Durch die »Löcher«, die engen Breschen im Deich, die während des Winters zugemauert werden, fuhren die Karren hinab in die Tiefe. Gleich Booten, die von einem schräg ablaufenden Strand in das Meer gleiten, so glitten sie, hin- und herschwankend, in sausender Fahrt über den abschüssigen Polderweg in die Wiese hinein. Die Arbeiter aus der Umgegend, die zu Fuß kamen, kletterten am Deich hinauf.

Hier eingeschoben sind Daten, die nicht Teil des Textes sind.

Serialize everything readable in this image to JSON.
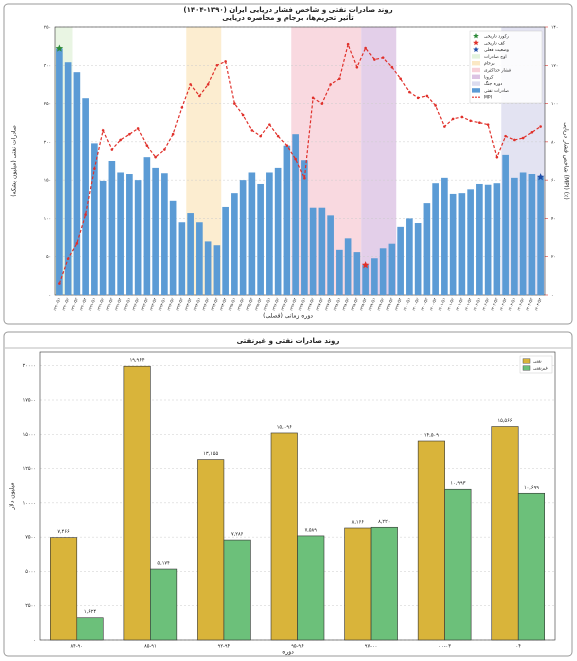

Auf der Höhe standen sie einen Augenblick still, und hoben sich vor den Blicken der in der Niederung Gehenden riesengroß vom zartgefärbten Morgenhimmel ab. Über ihren Köpfen blitzten die hochgetragenen Heugabeln. Dann liefen sie hinunter und stürzten sich ins Gras wie Schwimmer ins Wasser; weithin schwenkten sie ihre Arme und den langen Rechen. Hinter ihnen kamen immer mehr Männer, Frauen, Karren und Pferde; und nach wenigen Augenblicken war all das Große und Viele nichtig geworden und den Blicken beinah völlig entschwunden in den unermeßlichen Strecken Landes, unter unendlich gewölbten Himmelsweiten der großen Grasfläche.

Wie ein grünes Meer lag sie da, leuchtend, und wogte in der Sonne.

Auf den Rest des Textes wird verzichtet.